Republican leaders in the Statehouse may come under pressure by their members to do the same thing this time. But it may be harder to achieve, thanks in part to advances in technology.

All the Census data information set to be released this week to legislative leaders and Gov. Mitch Daniels will be posted within 24 hours to a Census Bureau website for public consumption.

Among those who plan to access the information is the Indiana Citizens Redistricting Commission, a watchdog group organized by a coalition of Common Cause Indiana, the League of Women Voters, AARP and others.  

The commission has partnered with the Public Mapping Project, (www.public mapping.org) on a plan to use open-source software to give citizens access to the same demographic, political and geographic information that legislators will use to draw the new maps.

The software program, which the commission hopes to have up and running by early to mid-March, would also allow users to create their own set of redistricting maps that they could propose to their state legislators.

Julia Vaughn, policy director for Common Cause Indiana, said the technology has the potential to “take the mystery” out of what she describes as a “shadowy process.”  

Carol O. Rogers, deputy director of the Indiana Business Research Center and the governor’s liaison to the Census Bureau, said there will be unprecedented access to census information on which the redistricting maps will be based. “It’s the first time ever that it will so easy for people to access that information over the web,” said Rogers.

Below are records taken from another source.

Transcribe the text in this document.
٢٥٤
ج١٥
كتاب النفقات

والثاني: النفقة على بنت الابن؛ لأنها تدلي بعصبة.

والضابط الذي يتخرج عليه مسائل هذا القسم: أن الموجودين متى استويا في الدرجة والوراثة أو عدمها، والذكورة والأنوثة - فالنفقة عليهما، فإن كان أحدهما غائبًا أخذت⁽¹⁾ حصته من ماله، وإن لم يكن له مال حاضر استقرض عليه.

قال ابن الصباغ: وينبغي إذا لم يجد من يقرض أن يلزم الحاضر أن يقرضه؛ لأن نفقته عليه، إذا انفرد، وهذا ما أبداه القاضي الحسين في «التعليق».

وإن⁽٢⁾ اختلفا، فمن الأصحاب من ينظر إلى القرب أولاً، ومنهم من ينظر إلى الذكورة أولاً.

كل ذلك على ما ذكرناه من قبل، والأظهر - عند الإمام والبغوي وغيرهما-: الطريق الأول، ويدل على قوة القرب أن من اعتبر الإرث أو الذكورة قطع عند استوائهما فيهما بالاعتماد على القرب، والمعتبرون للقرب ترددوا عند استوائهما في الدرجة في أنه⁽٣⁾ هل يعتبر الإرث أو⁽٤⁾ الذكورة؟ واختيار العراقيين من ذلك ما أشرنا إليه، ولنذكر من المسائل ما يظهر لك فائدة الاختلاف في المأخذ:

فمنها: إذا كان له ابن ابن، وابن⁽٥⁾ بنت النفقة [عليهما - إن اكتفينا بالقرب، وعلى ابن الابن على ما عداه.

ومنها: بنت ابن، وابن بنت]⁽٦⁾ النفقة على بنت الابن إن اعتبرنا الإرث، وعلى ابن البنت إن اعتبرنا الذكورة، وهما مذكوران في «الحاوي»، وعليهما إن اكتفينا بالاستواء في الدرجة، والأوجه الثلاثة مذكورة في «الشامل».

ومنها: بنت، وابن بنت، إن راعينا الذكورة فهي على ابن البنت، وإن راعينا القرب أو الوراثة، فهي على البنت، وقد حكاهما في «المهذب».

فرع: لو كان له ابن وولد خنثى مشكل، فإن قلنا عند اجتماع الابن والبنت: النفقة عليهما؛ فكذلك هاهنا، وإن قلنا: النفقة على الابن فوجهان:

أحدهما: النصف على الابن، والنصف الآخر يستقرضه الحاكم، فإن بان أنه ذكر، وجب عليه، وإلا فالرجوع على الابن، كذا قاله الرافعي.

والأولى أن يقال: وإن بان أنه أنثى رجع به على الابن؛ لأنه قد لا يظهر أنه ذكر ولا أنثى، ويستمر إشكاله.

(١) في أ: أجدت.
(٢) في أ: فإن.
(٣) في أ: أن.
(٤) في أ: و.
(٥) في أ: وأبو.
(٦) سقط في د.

Apart from the partisan politics involved, the sheer amount of information that has to be waded through is cumbersome.  

The amount of census data material that will be available to legislators and the public will be “massive,” said Mark Stratton, co-manager of the Office of Census Data in the Legislative Services Agency, the non-partisan research arm of state legislature.

The Census Bureau has promised to post much of the information after it’s received by the state, making it available to the public online to a download site, factfinder2.census.gov.

Much of the information will also be available through STATS Indiana.